Mutable resources are problematic for daily production evaluation and local evaluation
Problem to solve
Originally raised in https://gitlab.slack.com/archives/C05CJ1T3P0W/p1709605515696909
dev-ai-research-0e2f8974.duo_chat.chat_dataset_2_v1
is currently directly referring to an URL of resource on gitlab.com e.g. https://gitlab.com/gitlab-org/gitlab/-/issues/371038
, but when I want to clone the seeding data (i.e. issues-371038) into my local GDK, I need to import/export the entire gitlab-org group, which takes long time due to tons of resources (mostly unrelated to evaluation) under the group/project.
In addition, we need to reconcile it periodically to make sure that the local evaluation environment is same with production evaluation environment. For example, when the issue-371038 is updated on gitlab.com, there is a chance that the local evaluation produces a different result due to the outdated resource. In fact, gitlab-org&10814 is used in daily production evaluation, but the same data existing in the local dataset is outdated. See https://gitlab.slack.com/archives/C05CJ1T3P0W/p1709606238876829?thread_ts=1709605515.696909&cid=C05CJ1T3P0W for more information.
This also means that the daily evaluation score could be affected by these resource modification. e.g. gitlab-org&10814 was updated 5 hours ago and it will more or less impact the eval result.
We should lock down and version these resources to consistently reproduce the evaluation score.
Proposal
- Create a new group
https://gitlab.com/gitlab-ai-evaluation
. This is the top-level group. Do NOT put any resources at this level. - Create a new subgroup
https://gitlab.com/gitlab-ai-evaluation/duo-chat
. Put group-level resources, such as Epics, for Duo Chat evaluations. - Create a new project
https://gitlab.com/gitlab-ai-evaluation/duo-chat/test
. Put project-level resources, such as Issues and Code, for Duo Chat evaluations - Update
resource_url
column ofdev-ai-research-0e2f8974.duo_chat.chat_dataset_2_v1
to point to the new location.
To illustrate:
gitlab-ai-evaluation (Group) / ... Top-level group. Do NOT put any resources at this level.

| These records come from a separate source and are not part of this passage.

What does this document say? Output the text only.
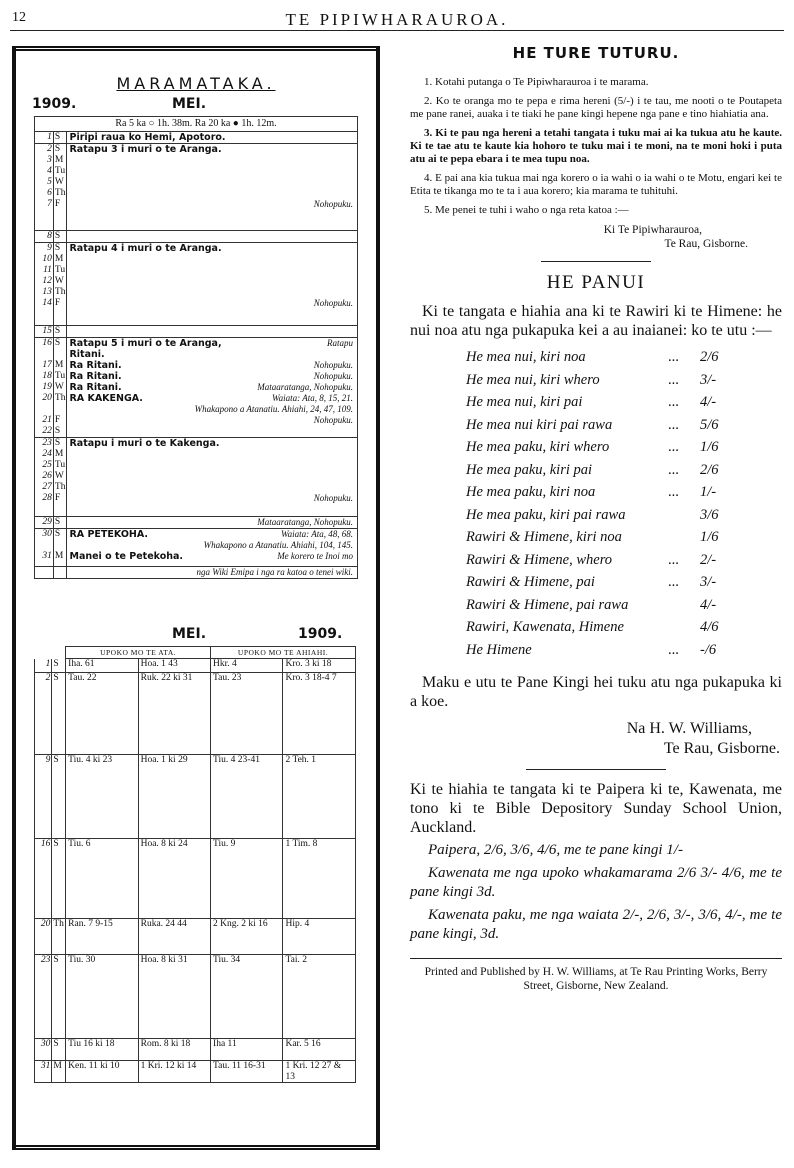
12	TE PIPIWHARAUROA.
MARAMATAKA.
1909.	MEI.
Ra 5 ka ○ 1h. 38m. Ra 20 ka ● 1h. 12m.
1	S	Piripi raua ko Hemi, Apotoro.

2	S	Ratapu 3 i muri o te Aranga.

3	M	

4	Tu	

5	W	

6	Th	

7	F	Nohopuku.

8	S	

9	S	Ratapu 4 i muri o te Aranga.

10	M	

11	Tu	

12	W	

13	Th	

14	F	Nohopuku.

15	S	

16	S	Ratapu 5 i muri o te Aranga, Ratapu

		Ritani.

17	M	Ra Ritani. Nohopuku.

18	Tu	Ra Ritani. Nohopuku.

19	W	Ra Ritani. Mataaratanga, Nohopuku.

20	Th	RA KAKENGA. Waiata: Ata, 8, 15, 21.

		Whakapono a Atanatiu. Ahiahi, 24, 47, 109.

21	F	Nohopuku.

22	S	

23	S	Ratapu i muri o te Kakenga.

24	M	

25	Tu	

26	W	

27	Th	

28	F	Nohopuku.

29	S	Mataaratanga, Nohopuku.

30	S	RA PETEKOHA. Waiata: Ata, 48, 68.

		Whakapono a Atanatiu. Ahiahi, 104, 145.

31	M	Manei o te Petekoha. Me korero te Inoi mo

		nga Wiki Emipa i nga ra katoa o tenei wiki.
MEI.	1909.
		UPOKO MO TE ATA.		UPOKO MO TE AHIAHI.	
1	S	Iha. 61	Hoa. 1 43	Hkr. 4	Kro. 3 ki 18
2	S	Tau. 22	Ruk. 22 ki 31	Tau. 23	Kro. 3 18-4 7
9	S	Tiu. 4 ki 23	Hoa. 1 ki 29	Tiu. 4 23-41	2 Teh. 1
16	S	Tiu. 6	Hoa. 8 ki 24	Tiu. 9	1 Tim. 8
20	Th	Ran. 7 9-15	Ruka. 24 44	2 Kng. 2 ki 16	Hip. 4
23	S	Tiu. 30	Hoa. 8 ki 31	Tiu. 34	Tai. 2
30	S	Tiu 16 ki 18	Rom. 8 ki 18	Iha 11	Kar. 5 16
31	M	Ken. 11 ki 10	1 Kri. 12 ki 14	Tau. 11 16-31	1 Kri. 12 27 & 13
HE TURE TUTURU.

1. Kotahi putanga o Te Pipiwharauroa i te marama.

2. Ko te oranga mo te pepa e rima hereni (5/-) i te tau, me nooti o te Poutapeta me pane ranei, auaka i te tiaki he pane kingi hepene nga pane e tino hiahiatia ana.

3. Ki te pau nga hereni a tetahi tangata i tuku mai ai ka tukua atu he kaute. Ki te tae atu te kaute kia hohoro te tuku mai i te moni, na te moni hoki i puta atu ai te pepa ebara i te mea tupu noa.

4. E pai ana kia tukua mai nga korero o ia wahi o ia wahi o te Motu, engari kei te Etita te tikanga mo te ta i aua korero; kia marama te tuhituhi.

5. Me penei te tuhi i waho o nga reta katoa :—

Ki Te Pipiwharauroa,
Te Rau, Gisborne.
HE PANUI

Ki te tangata e hiahia ana ki te Rawiri ki te Himene: he nui noa atu nga pukapuka kei a au inaianei: ko te utu :—

He mea nui, kiri noa	... 2/6
He mea nui, kiri whero	... 3/-
He mea nui, kiri pai	... 4/-
He mea nui kiri pai rawa	... 5/6
He mea paku, kiri whero	... 1/6
He mea paku, kiri pai	... 2/6
He mea paku, kiri noa	... 1/-
He mea paku, kiri pai rawa	3/6
Rawiri & Himene, kiri noa	1/6
Rawiri & Himene, whero	... 2/-
Rawiri & Himene, pai	... 3/-
Rawiri & Himene, pai rawa	4/-
Rawiri, Kawenata, Himene	4/6
He Himene	... -/6

Maku e utu te Pane Kingi hei tuku atu nga pukapuka ki a koe.

Na H. W. Williams,
Te Rau, Gisborne.

Ki te hiahia te tangata ki te Paipera ki te, Kawenata, me tono ki te Bible Depository Sunday School Union, Auckland.

Paipera, 2/6, 3/6, 4/6, me te pane kingi 1/-

Kawenata me nga upoko whakamarama 2/6 3/- 4/6, me te pane kingi 3d.

Kawenata paku, me nga waiata 2/-, 2/6, 3/-, 3/6, 4/-, me te pane kingi, 3d.

Printed and Published by H. W. Williams, at Te Rau Printing Works, Berry Street, Gisborne, New Zealand.
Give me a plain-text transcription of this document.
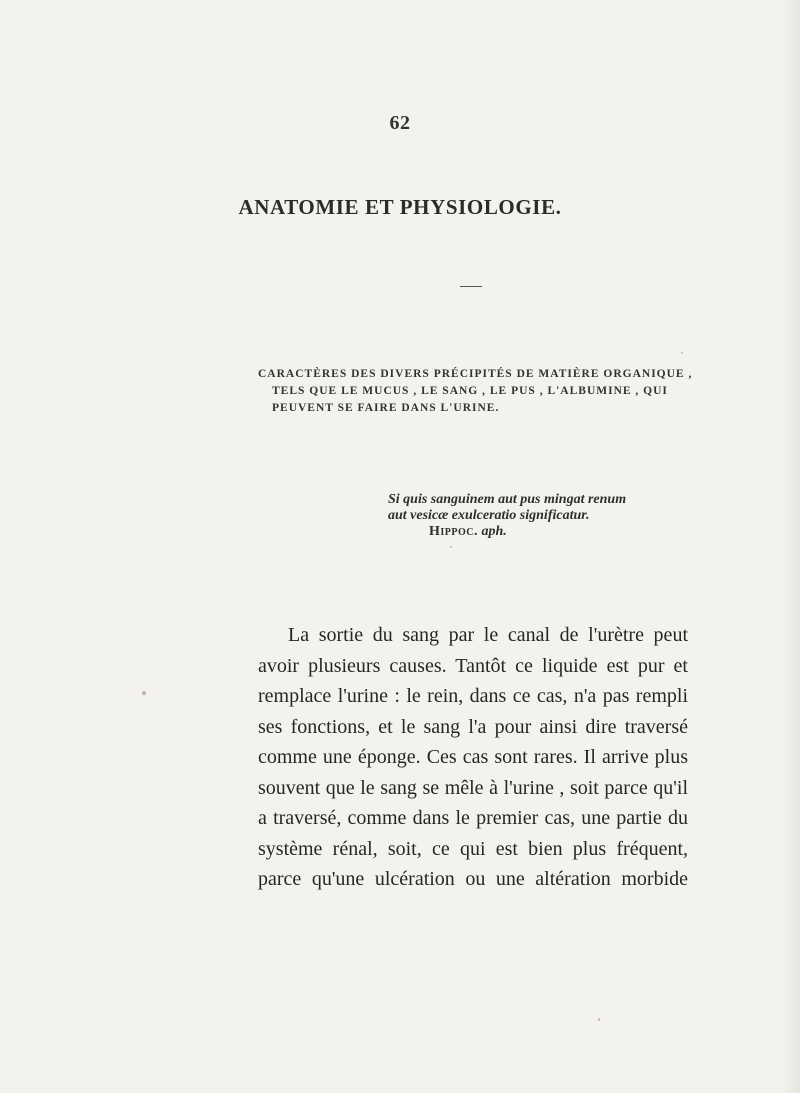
62
ANATOMIE ET PHYSIOLOGIE.
CARACTÈRES DES DIVERS PRÉCIPITÉS DE MATIÈRE ORGANIQUE ,
TELS QUE LE MUCUS , LE SANG , LE PUS , L'ALBUMINE , QUI
PEUVENT SE FAIRE DANS L'URINE.
Si quis sanguinem aut pus mingat renum
aut vesicæ exulceratio significatur.
Hippoc. aph.
La sortie du sang par le canal de l'urètre peut
avoir plusieurs causes. Tantôt ce liquide est pur et
remplace l'urine : le rein, dans ce cas, n'a pas rempli
ses fonctions, et le sang l'a pour ainsi dire traversé
comme une éponge. Ces cas sont rares. Il arrive plus
souvent que le sang se mêle à l'urine , soit parce qu'il
a traversé, comme dans le premier cas, une partie du
système rénal, soit, ce qui est bien plus fréquent,
parce qu'une ulcération ou une altération morbide
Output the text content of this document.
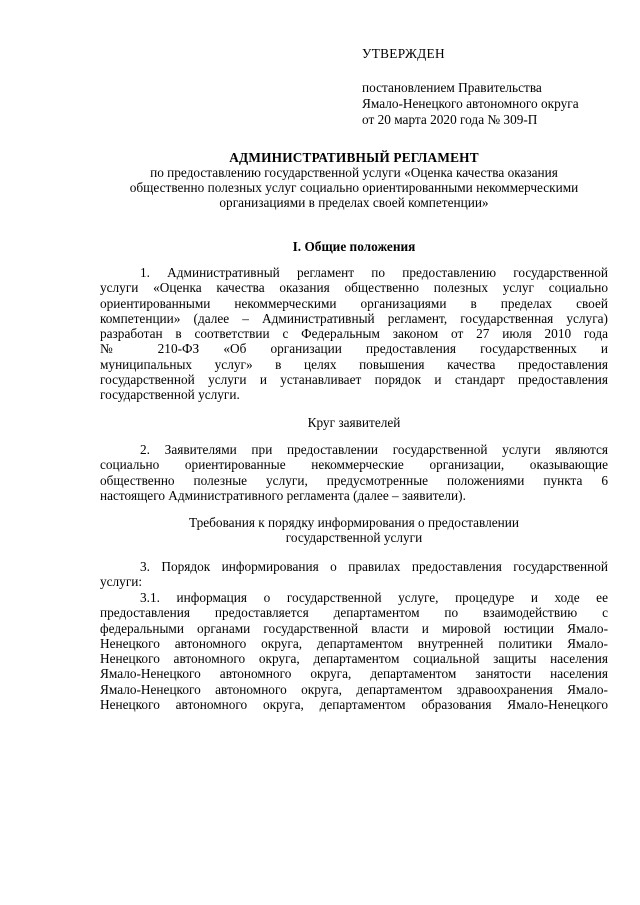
УТВЕРЖДЕН
постановлением Правительства
Ямало-Ненецкого автономного округа
от 20 марта 2020 года № 309-П
АДМИНИСТРАТИВНЫЙ РЕГЛАМЕНТ
по предоставлению государственной услуги «Оценка качества оказания
общественно полезных услуг социально ориентированными некоммерческими
организациями в пределах своей компетенции»
I. Общие положения
1. Административный регламент по предоставлению государственной
услуги «Оценка качества оказания общественно полезных услуг социально
ориентированными некоммерческими организациями в пределах своей
компетенции» (далее – Административный регламент, государственная услуга)
разработан в соответствии с Федеральным законом от 27 июля 2010 года
№ 210-ФЗ «Об организации предоставления государственных и
муниципальных услуг» в целях повышения качества предоставления
государственной услуги и устанавливает порядок и стандарт предоставления
государственной услуги.
Круг заявителей
2. Заявителями при предоставлении государственной услуги являются
социально ориентированные некоммерческие организации, оказывающие
общественно полезные услуги, предусмотренные положениями пункта 6
настоящего Административного регламента (далее – заявители).
Требования к порядку информирования о предоставлении
государственной услуги
3. Порядок информирования о правилах предоставления государственной
услуги:
3.1. информация о государственной услуге, процедуре и ходе ее
предоставления предоставляется департаментом по взаимодействию с
федеральными органами государственной власти и мировой юстиции Ямало-
Ненецкого автономного округа, департаментом внутренней политики Ямало-
Ненецкого автономного округа, департаментом социальной защиты населения
Ямало-Ненецкого автономного округа, департаментом занятости населения
Ямало-Ненецкого автономного округа, департаментом здравоохранения Ямало-
Ненецкого автономного округа, департаментом образования Ямало-Ненецкого
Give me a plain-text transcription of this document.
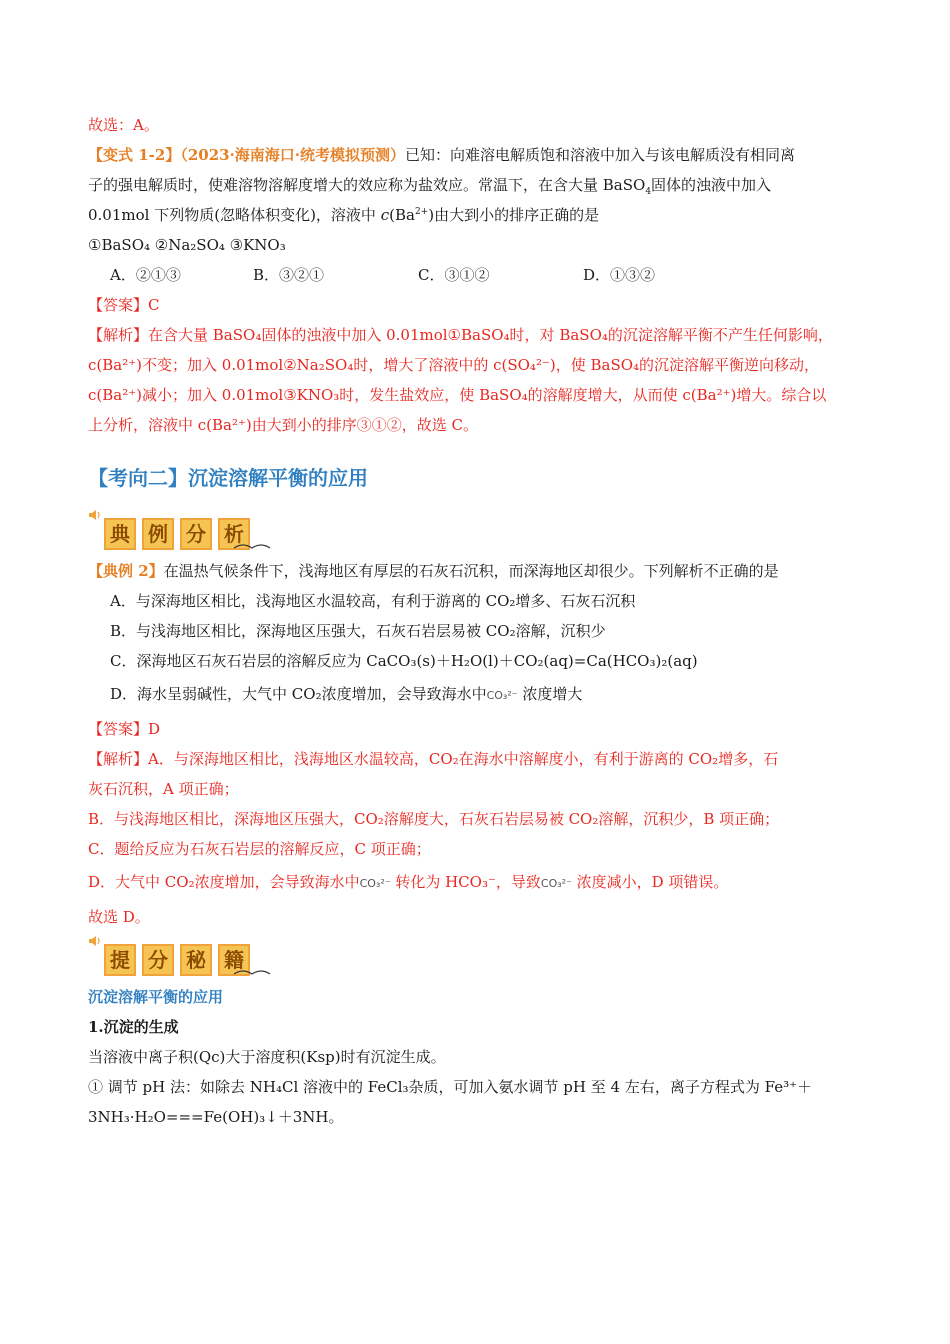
故选：A。
【变式 1-2】（2023·海南海口·统考模拟预测）已知：向难溶电解质饱和溶液中加入与该电解质没有相同离
子的强电解质时，使难溶物溶解度增大的效应称为盐效应。常温下，在含大量 BaSO$_4$固体的浊液中加入
0.01mol 下列物质(忽略体积变化)，溶液中 $c(Ba^{2+})$由大到小的排序正确的是
①BaSO₄ ②Na₂SO₄ ③KNO₃
A．②①③	B．③②①	C．③①②	D．①③②
【答案】C
【解析】在含大量 BaSO₄固体的浊液中加入 0.01mol①BaSO₄时，对 BaSO₄的沉淀溶解平衡不产生任何影响，
c(Ba²⁺)不变；加入 0.01mol②Na₂SO₄时，增大了溶液中的 c(SO₄²⁻)，使 BaSO₄的沉淀溶解平衡逆向移动，
c(Ba²⁺)减小；加入 0.01mol③KNO₃时，发生盐效应，使 BaSO₄的溶解度增大，从而使 c(Ba²⁺)增大。综合以
上分析，溶液中 c(Ba²⁺)由大到小的排序③①②，故选 C。
【考向二】沉淀溶解平衡的应用
典 例 分 析
【典例 2】在温热气候条件下，浅海地区有厚层的石灰石沉积，而深海地区却很少。下列解析不正确的是
A．与深海地区相比，浅海地区水温较高，有利于游离的 CO₂增多、石灰石沉积
B．与浅海地区相比，深海地区压强大，石灰石岩层易被 CO₂溶解，沉积少
C．深海地区石灰石岩层的溶解反应为 CaCO₃(s)＋H₂O(l)＋CO₂(aq)=Ca(HCO₃)₂(aq)
D．海水呈弱碱性，大气中 CO₂浓度增加，会导致海水中CO₃²⁻ 浓度增大
【答案】D
【解析】A．与深海地区相比，浅海地区水温较高，CO₂在海水中溶解度小，有利于游离的 CO₂增多，石
灰石沉积，A 项正确；
B．与浅海地区相比，深海地区压强大，CO₂溶解度大，石灰石岩层易被 CO₂溶解，沉积少，B 项正确；
C．题给反应为石灰石岩层的溶解反应，C 项正确；
D．大气中 CO₂浓度增加，会导致海水中CO₃²⁻ 转化为 HCO₃⁻，导致CO₃²⁻ 浓度减小，D 项错误。
故选 D。
提 分 秘 籍
沉淀溶解平衡的应用
1.沉淀的生成
当溶液中离子积(Qc)大于溶度积(Ksp)时有沉淀生成。
① 调节 pH 法：如除去 NH₄Cl 溶液中的 FeCl₃杂质，可加入氨水调节 pH 至 4 左右，离子方程式为 Fe³⁺＋
3NH₃·H₂O===Fe(OH)₃↓＋3NH。
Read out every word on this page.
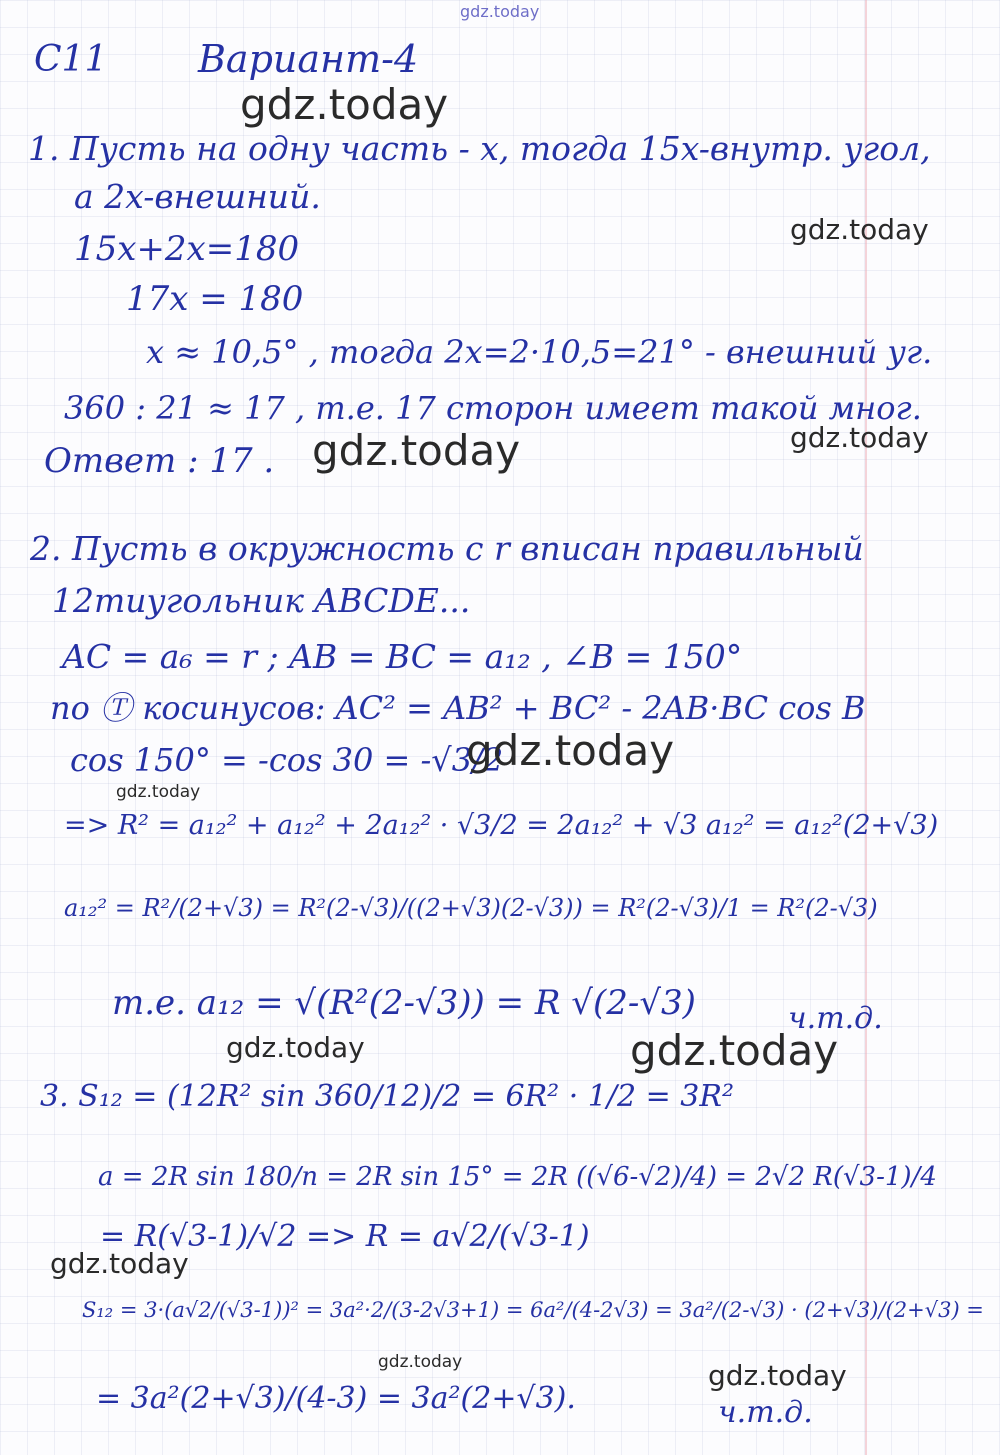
C11 Вариант-4

1. Пусть на одну часть - x, тогда 15x-внутр. угол,

а 2x-внешний.

15x+2x=180

17x = 180

x ≈ 10,5° , тогда 2x=2·10,5=21° - внешний уг.

360 : 21 ≈ 17 , т.е. 17 сторон имеет такой мног.

Ответ : 17 .

2. Пусть в окружность с r вписан правильный

12тиугольник ABCDE...

AC = a₆ = r ; AB = BC = a₁₂ , ∠B = 150°

по Ⓣ косинусов: AC² = AB² + BC² - 2AB·BC cos B

cos 150° = -cos 30 = -√3/2

=> R² = a₁₂² + a₁₂² + 2a₁₂² · √3/2 = 2a₁₂² + √3 a₁₂² = a₁₂²(2+√3)

a₁₂² = R²/(2+√3) = R²(2-√3)/((2+√3)(2-√3)) = R²(2-√3)/1 = R²(2-√3)

т.е. a₁₂ = √(R²(2-√3)) = R √(2-√3)	ч.т.д.

3. S₁₂ = (12R² sin 360/12)/2 = 6R² · 1/2 = 3R²

a = 2R sin 180/n = 2R sin 15° = 2R ((√6-√2)/4) = 2√2 R(√3-1)/4

= R(√3-1)/√2 => R = a√2/(√3-1)

S₁₂ = 3·(a√2/(√3-1))² = 3a²·2/(3-2√3+1) = 6a²/(4-2√3) = 3a²/(2-√3) · (2+√3)/(2+√3) =

= 3a²(2+√3)/(4-3) = 3a²(2+√3).	ч.т.д.

gdz.today

gdz.today

gdz.today

gdz.today	gdz.today

gdz.today

gdz.today

gdz.today	gdz.today

gdz.today

gdz.today	gdz.today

duo-chat (Sub-Group) / ... Put Epics for Duo Chat evaluations
test (Project) ... Put Issues and Code for Duo Chat evaluations
NOTE:
- Do NOT use
https://gitlab.com/gitlab-org
group. This contains tons of group-level resources that are unrelated to Duo Chat evaluation. - Do NOT use
https://gitlab.com/gitlab-org/gitlab
project. This contains tons of project-level resources that are unrelated to Duo Chat evaluation.